Handling the prophetic
I believe the Scriptures are infallible as originally written and yet in this passage we have a clear example of a prophetic word that wasn’t 100% correct. The Spirit is giving us an example of the nature of New Covenant prophecy. We know in part and we prophesy in part (1 Cor 13:9-12). Prophecy was not open to all in the Old Covenant, but is our inheritance in the new, because Jesus said my “sheep hear my voice” and Acts shows us “all shall prophesy.” Prophetic utterances under the new covenant are not 100% God’s words and need weighing with the good taken hold off and the rest thrown out. That’s why we don’t say “The Lord says…” because it doesn’t leave room for weighing!

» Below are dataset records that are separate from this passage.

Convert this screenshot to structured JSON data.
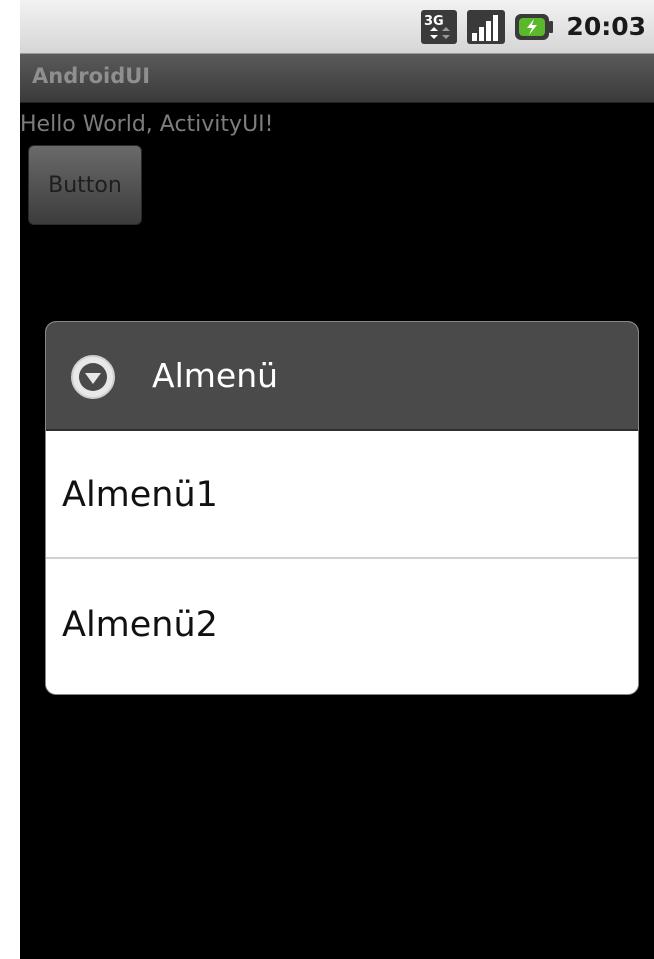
{
  "status_bar": {
    "network_icon": "3g-data-icon",
    "signal_icon": "signal-strength-icon",
    "battery_icon": "battery-charging-icon",
    "time": "20:03"
  },
  "title_bar": {
    "title": "AndroidUI"
  },
  "content": {
    "hello_text": "Hello World, ActivityUI!",
    "button_label": "Button"
  },
  "dialog": {
    "icon": "dropdown-circle-icon",
    "title": "Almenü",
    "items": [
      {
        "label": "Almenü1"
      },
      {
        "label": "Almenü2"
      }
    ]
  },
  "colors": {
    "background": "#000000",
    "status_bar": "#e0e0e0",
    "title_bar": "#474747",
    "dialog_header": "#4a4a4a",
    "dialog_body": "#ffffff",
    "hello_text": "#7d7d7d"
  }
}
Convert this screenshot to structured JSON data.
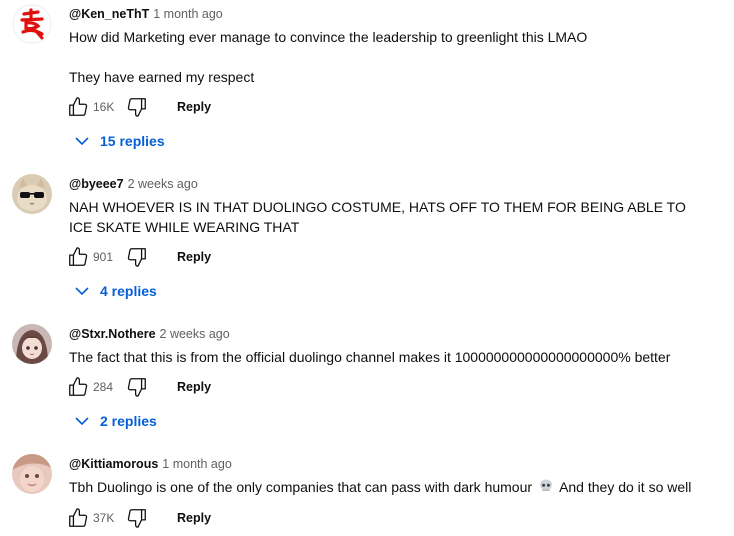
{
  "comments": [
    {
      "author": "@Ken_neThT",
      "time": "1 month ago",
      "text1": "How did Marketing ever manage to convince the leadership to greenlight this LMAO",
      "text2": "They have earned my respect",
      "likes": "16K",
      "reply_label": "Reply",
      "replies_label": "15 replies",
      "avatar_icon": "red-kanji-avatar-icon"
    },
    {
      "author": "@byeee7",
      "time": "2 weeks ago",
      "text1": "NAH WHOEVER IS IN THAT DUOLINGO COSTUME, HATS OFF TO THEM FOR BEING ABLE TO ICE SKATE WHILE WEARING THAT",
      "likes": "901",
      "reply_label": "Reply",
      "replies_label": "4 replies",
      "avatar_icon": "cat-sunglasses-avatar-icon"
    },
    {
      "author": "@Stxr.Nothere",
      "time": "2 weeks ago",
      "text1": "The fact that this is from the official duolingo channel makes it 100000000000000000000% better",
      "likes": "284",
      "reply_label": "Reply",
      "replies_label": "2 replies",
      "avatar_icon": "anime-girl-avatar-icon"
    },
    {
      "author": "@Kittiamorous",
      "time": "1 month ago",
      "text1": "Tbh Duolingo is one of the only companies that can pass with dark humour",
      "text1_after": "And they do it so well",
      "likes": "37K",
      "reply_label": "Reply",
      "avatar_icon": "selfie-avatar-icon"
    }
  ],
  "colors": {
    "link_blue": "#065fd4",
    "secondary_text": "#606060"
  }
}
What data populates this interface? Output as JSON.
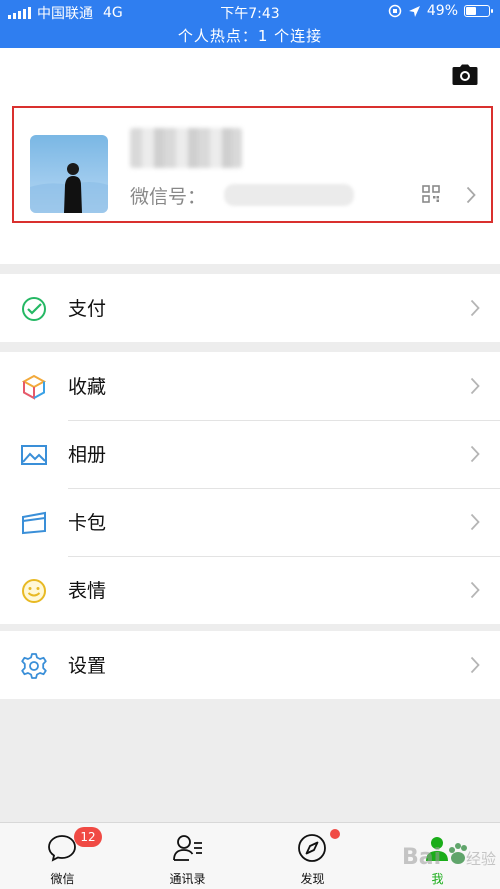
{
  "status_bar": {
    "carrier": "中国联通",
    "network": "4G",
    "time": "下午7:43",
    "battery": "49%",
    "battery_level": 0.49,
    "hotspot": "个人热点：1 个连接"
  },
  "profile": {
    "wechat_id_label": "微信号："
  },
  "menu_groups": [
    [
      {
        "label": "支付",
        "icon": "wallet-icon"
      }
    ],
    [
      {
        "label": "收藏",
        "icon": "favorites-cube-icon"
      },
      {
        "label": "相册",
        "icon": "album-icon"
      },
      {
        "label": "卡包",
        "icon": "card-pack-icon"
      },
      {
        "label": "表情",
        "icon": "emoji-icon"
      }
    ],
    [
      {
        "label": "设置",
        "icon": "settings-gear-icon"
      }
    ]
  ],
  "tabs": [
    {
      "label": "微信",
      "icon": "chat-bubble-icon",
      "badge": "12"
    },
    {
      "label": "通讯录",
      "icon": "contacts-icon"
    },
    {
      "label": "发现",
      "icon": "compass-icon"
    },
    {
      "label": "我",
      "icon": "me-icon",
      "active": true
    }
  ],
  "watermark": {
    "text": "Bai 经验",
    "logo": "baidu-paw-icon"
  },
  "colors": {
    "status_bar": "#2f7ef0",
    "highlight_border": "#d9302e",
    "badge": "#f04a44",
    "active_tab": "#1aad19"
  }
}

In v4 the disciples tell Paul “in the Spirit” to not go to Jerusalem, but he ignores them. Is he disobeying the word of the Lord?#In v11 Agabus prophecies that Jews will bind Paul and hand him over to the Gentiles and yet in v23 we read that it was the Romans who bound him. So Agabus is not 100% accurate in his foretelling.
The Spirit is showing us that under the new covenant prophecy is not infallible and needs weighing.

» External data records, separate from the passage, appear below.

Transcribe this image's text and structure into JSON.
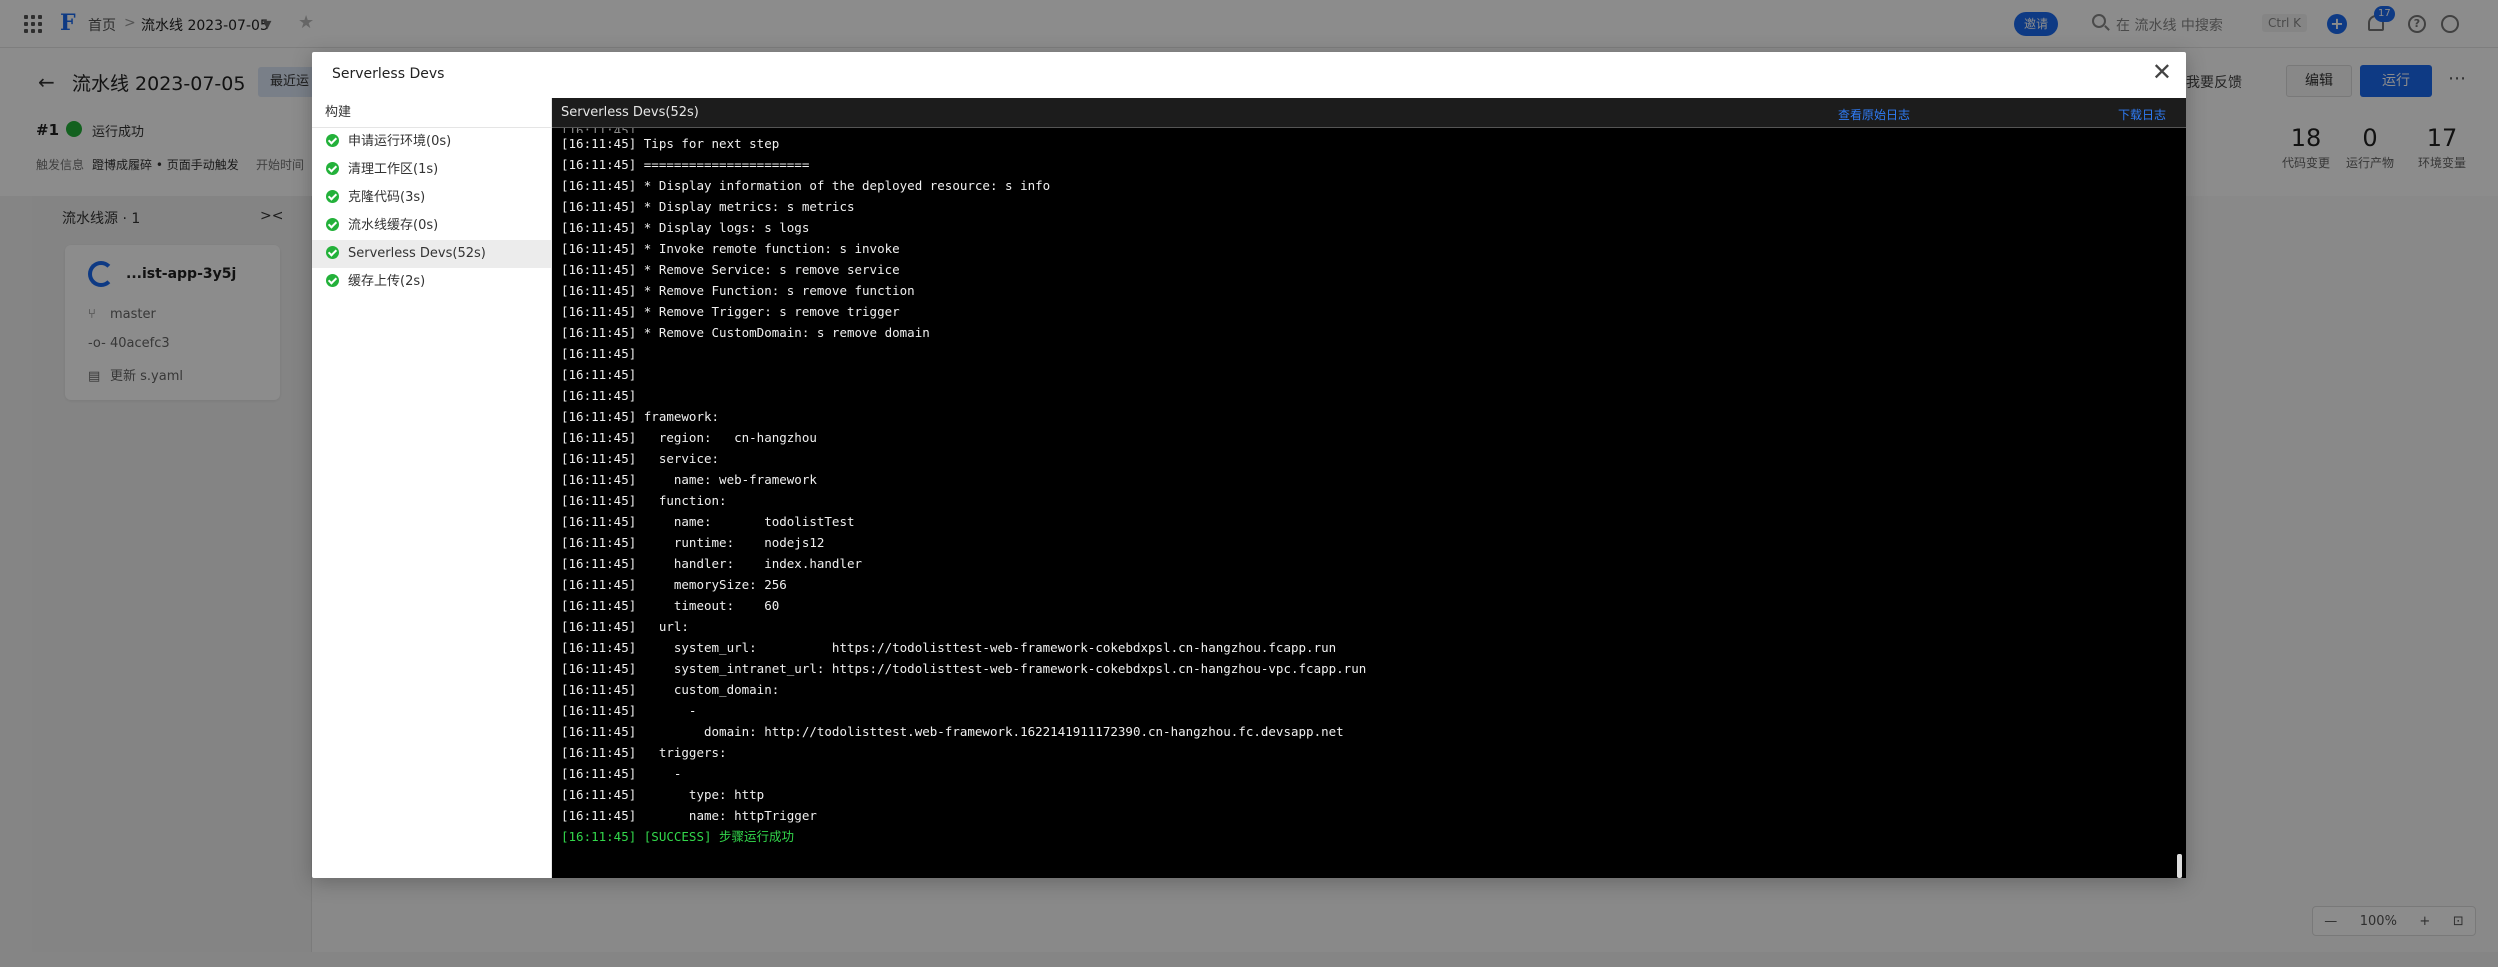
{
  "topbar": {
    "home": "首页",
    "sep": ">",
    "pipeline": "流水线 2023-07-05",
    "invite": "邀请",
    "search_placeholder": "在 流水线 中搜索",
    "shortcut": "Ctrl K",
    "notif_count": "17"
  },
  "header": {
    "title": "流水线 2023-07-05",
    "recent": "最近运行",
    "feedback": "我要反馈",
    "edit": "编辑",
    "run": "运行",
    "run_no": "#1",
    "run_status": "运行成功",
    "trigger_label": "触发信息",
    "trigger_value": "蹬博成履碎 • 页面手动触发",
    "start_label": "开始时间",
    "stats": [
      {
        "num": "18",
        "label": "代码变更"
      },
      {
        "num": "0",
        "label": "运行产物"
      },
      {
        "num": "17",
        "label": "环境变量"
      }
    ]
  },
  "source": {
    "title": "流水线源 · 1",
    "repo": "...ist-app-3y5j",
    "branch": "master",
    "commit": "40acefc3",
    "message": "更新 s.yaml"
  },
  "zoom": {
    "level": "100%"
  },
  "modal": {
    "title": "Serverless Devs",
    "steps_header": "构建",
    "steps": [
      {
        "label": "申请运行环境(0s)",
        "active": false
      },
      {
        "label": "清理工作区(1s)",
        "active": false
      },
      {
        "label": "克隆代码(3s)",
        "active": false
      },
      {
        "label": "流水线缓存(0s)",
        "active": false
      },
      {
        "label": "Serverless Devs(52s)",
        "active": true
      },
      {
        "label": "缓存上传(2s)",
        "active": false
      }
    ],
    "log_title": "Serverless Devs(52s)",
    "view_raw": "查看原始日志",
    "download": "下载日志",
    "log_lines": [
      "[16:11:45] Tips for next step",
      "[16:11:45] ======================",
      "[16:11:45] * Display information of the deployed resource: s info",
      "[16:11:45] * Display metrics: s metrics",
      "[16:11:45] * Display logs: s logs",
      "[16:11:45] * Invoke remote function: s invoke",
      "[16:11:45] * Remove Service: s remove service",
      "[16:11:45] * Remove Function: s remove function",
      "[16:11:45] * Remove Trigger: s remove trigger",
      "[16:11:45] * Remove CustomDomain: s remove domain",
      "[16:11:45]",
      "[16:11:45]",
      "[16:11:45]",
      "[16:11:45] framework:",
      "[16:11:45]   region:   cn-hangzhou",
      "[16:11:45]   service:",
      "[16:11:45]     name: web-framework",
      "[16:11:45]   function:",
      "[16:11:45]     name:       todolistTest",
      "[16:11:45]     runtime:    nodejs12",
      "[16:11:45]     handler:    index.handler",
      "[16:11:45]     memorySize: 256",
      "[16:11:45]     timeout:    60",
      "[16:11:45]   url:",
      "[16:11:45]     system_url:          https://todolisttest-web-framework-cokebdxpsl.cn-hangzhou.fcapp.run",
      "[16:11:45]     system_intranet_url: https://todolisttest-web-framework-cokebdxpsl.cn-hangzhou-vpc.fcapp.run",
      "[16:11:45]     custom_domain:",
      "[16:11:45]       -",
      "[16:11:45]         domain: http://todolisttest.web-framework.1622141911172390.cn-hangzhou.fc.devsapp.net",
      "[16:11:45]   triggers:",
      "[16:11:45]     -",
      "[16:11:45]       type: http",
      "[16:11:45]       name: httpTrigger"
    ],
    "success_line": "[16:11:45] [SUCCESS] 步骤运行成功"
  },
  "colors": {
    "accent": "#1b6af0",
    "success": "#23b13a",
    "log_success": "#32d74b",
    "log_bg": "#000000"
  }
}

There is also the issue of Revelation, Interpretation and Applications – sometimes we get a revelation and then interpret it wrongly.

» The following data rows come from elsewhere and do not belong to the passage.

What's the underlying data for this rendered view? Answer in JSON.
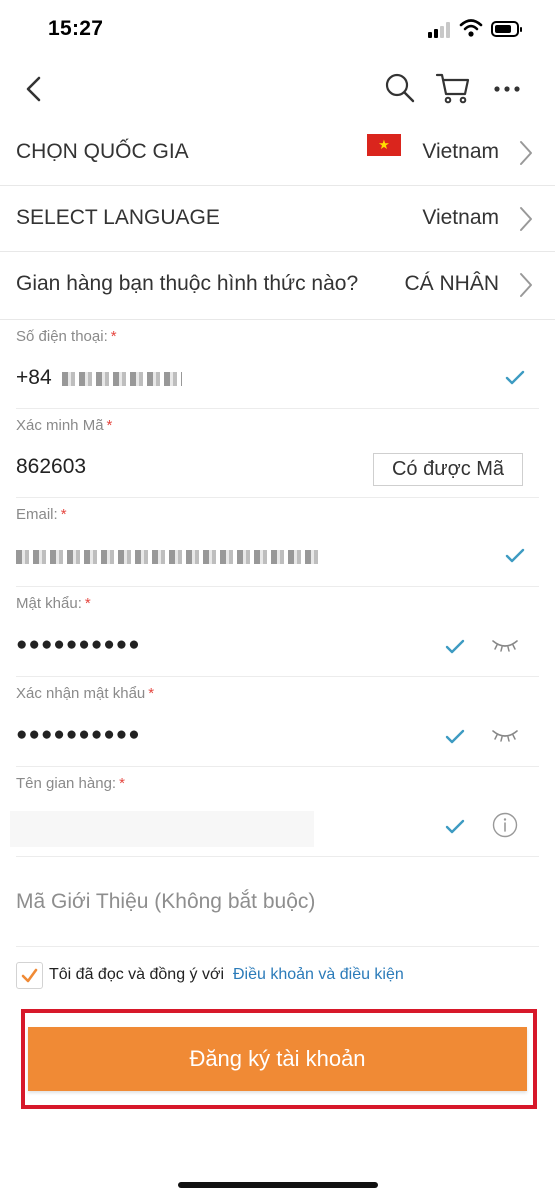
{
  "status_bar": {
    "time": "15:27",
    "signal_bars_active": 2,
    "signal_bars_total": 4,
    "battery_level": 0.6
  },
  "icons": {
    "back": "chevron-left-icon",
    "search": "search-icon",
    "cart": "cart-icon",
    "more": "more-horizontal-icon"
  },
  "settings": {
    "country": {
      "label": "CHỌN QUỐC GIA",
      "value": "Vietnam",
      "flag": "vietnam-flag"
    },
    "language": {
      "label": "SELECT LANGUAGE",
      "value": "Vietnam"
    },
    "shop_type": {
      "label": "Gian hàng bạn thuộc hình thức nào?",
      "value": "CÁ NHÂN"
    }
  },
  "form": {
    "required_mark": "*",
    "phone": {
      "label": "Số điện thoại:",
      "prefix": "+84"
    },
    "verify_code": {
      "label": "Xác minh Mã",
      "value": "862603",
      "button": "Có được Mã"
    },
    "email": {
      "label": "Email:"
    },
    "password": {
      "label": "Mật khẩu:",
      "value": "●●●●●●●●●●"
    },
    "confirm_password": {
      "label": "Xác nhận mật khẩu",
      "value": "●●●●●●●●●●"
    },
    "shop_name": {
      "label": "Tên gian hàng:"
    },
    "referral": {
      "placeholder": "Mã Giới Thiệu (Không bắt buộc)"
    }
  },
  "agreement": {
    "checked": true,
    "text": "Tôi đã đọc và đồng ý với",
    "link": "Điều khoản và điều kiện"
  },
  "register_button": "Đăng ký tài khoản",
  "colors": {
    "accent": "#f08a35",
    "link": "#2b7bb9",
    "check": "#3d9bc2",
    "highlight": "#d7182a",
    "required": "#e5463f"
  }
}
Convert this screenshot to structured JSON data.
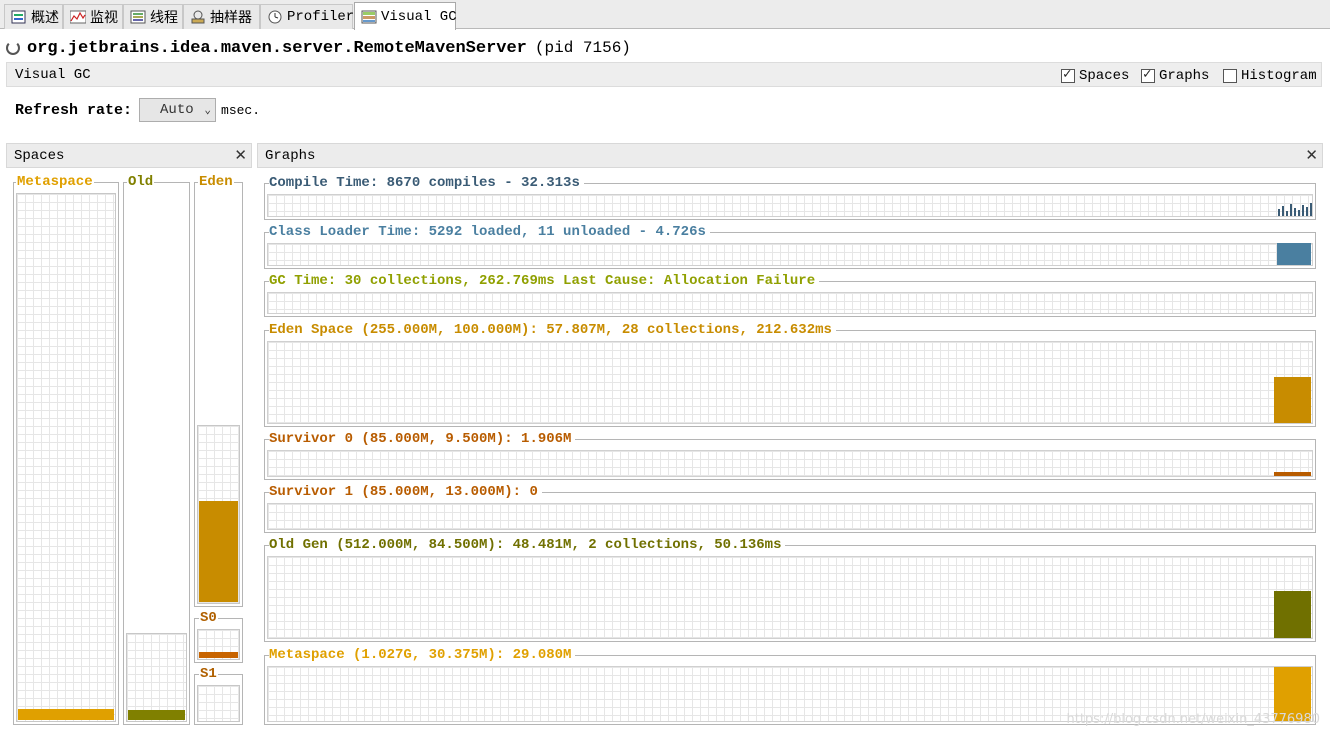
{
  "tabs": [
    {
      "label": "概述",
      "icon": "overview-icon"
    },
    {
      "label": "监视",
      "icon": "monitor-icon"
    },
    {
      "label": "线程",
      "icon": "threads-icon"
    },
    {
      "label": "抽样器",
      "icon": "sampler-icon"
    },
    {
      "label": "Profiler",
      "icon": "profiler-icon"
    },
    {
      "label": "Visual GC",
      "icon": "visual-gc-icon",
      "active": true
    }
  ],
  "app": {
    "name": "org.jetbrains.idea.maven.server.RemoteMavenServer",
    "pid": "(pid 7156)"
  },
  "header": {
    "title": "Visual GC",
    "spaces_label": "Spaces",
    "spaces_checked": true,
    "graphs_label": "Graphs",
    "graphs_checked": true,
    "histogram_label": "Histogram",
    "histogram_checked": false
  },
  "refresh": {
    "label": "Refresh rate:",
    "value": "Auto",
    "unit": "msec."
  },
  "spaces_panel": {
    "title": "Spaces",
    "metaspace": {
      "label": "Metaspace",
      "fill": 0.02,
      "color": "#e0a000"
    },
    "old": {
      "label": "Old",
      "fill": 0.11,
      "color": "#808000"
    },
    "eden": {
      "label": "Eden",
      "fill": 0.57,
      "color": "#c88c00"
    },
    "s0": {
      "label": "S0",
      "fill": 0.2,
      "color": "#c86400"
    },
    "s1": {
      "label": "S1",
      "fill": 0.0,
      "color": "#c86400"
    }
  },
  "graphs_panel": {
    "title": "Graphs",
    "graphs": [
      {
        "title": "Compile Time: 8670 compiles - 32.313s",
        "color": "#3a5b75"
      },
      {
        "title": "Class Loader Time: 5292 loaded, 11 unloaded - 4.726s",
        "color": "#4a7fa0"
      },
      {
        "title": "GC Time: 30 collections, 262.769ms Last Cause: Allocation Failure",
        "color": "#90a000"
      },
      {
        "title": "Eden Space (255.000M, 100.000M): 57.807M, 28 collections, 212.632ms",
        "color": "#c88c00"
      },
      {
        "title": "Survivor 0 (85.000M, 9.500M): 1.906M",
        "color": "#b85c00"
      },
      {
        "title": "Survivor 1 (85.000M, 13.000M): 0",
        "color": "#b85c00"
      },
      {
        "title": "Old Gen (512.000M, 84.500M): 48.481M, 2 collections, 50.136ms",
        "color": "#707000"
      },
      {
        "title": "Metaspace (1.027G, 30.375M): 29.080M",
        "color": "#e0a000"
      }
    ]
  },
  "watermark": "https://blog.csdn.net/weixin_43776980"
}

Perhaps the disciples in v4 rightly got the revelation that there will be trouble for Paul in Jerusalem and then spoke out the interpretation that Paul shouldn’t go,
Agabus got the main thrust right – Paul will be bound and handed over to the Gentiles, but got the detail of who would do the binding wrong.
We know in part and we prophecy in part
Deliver the revelation and allows the interpretation and application to comes as it is weighed.
Be careful with directional prophecies – they are easy to get wrong by adding what we think the interpretation and application should be.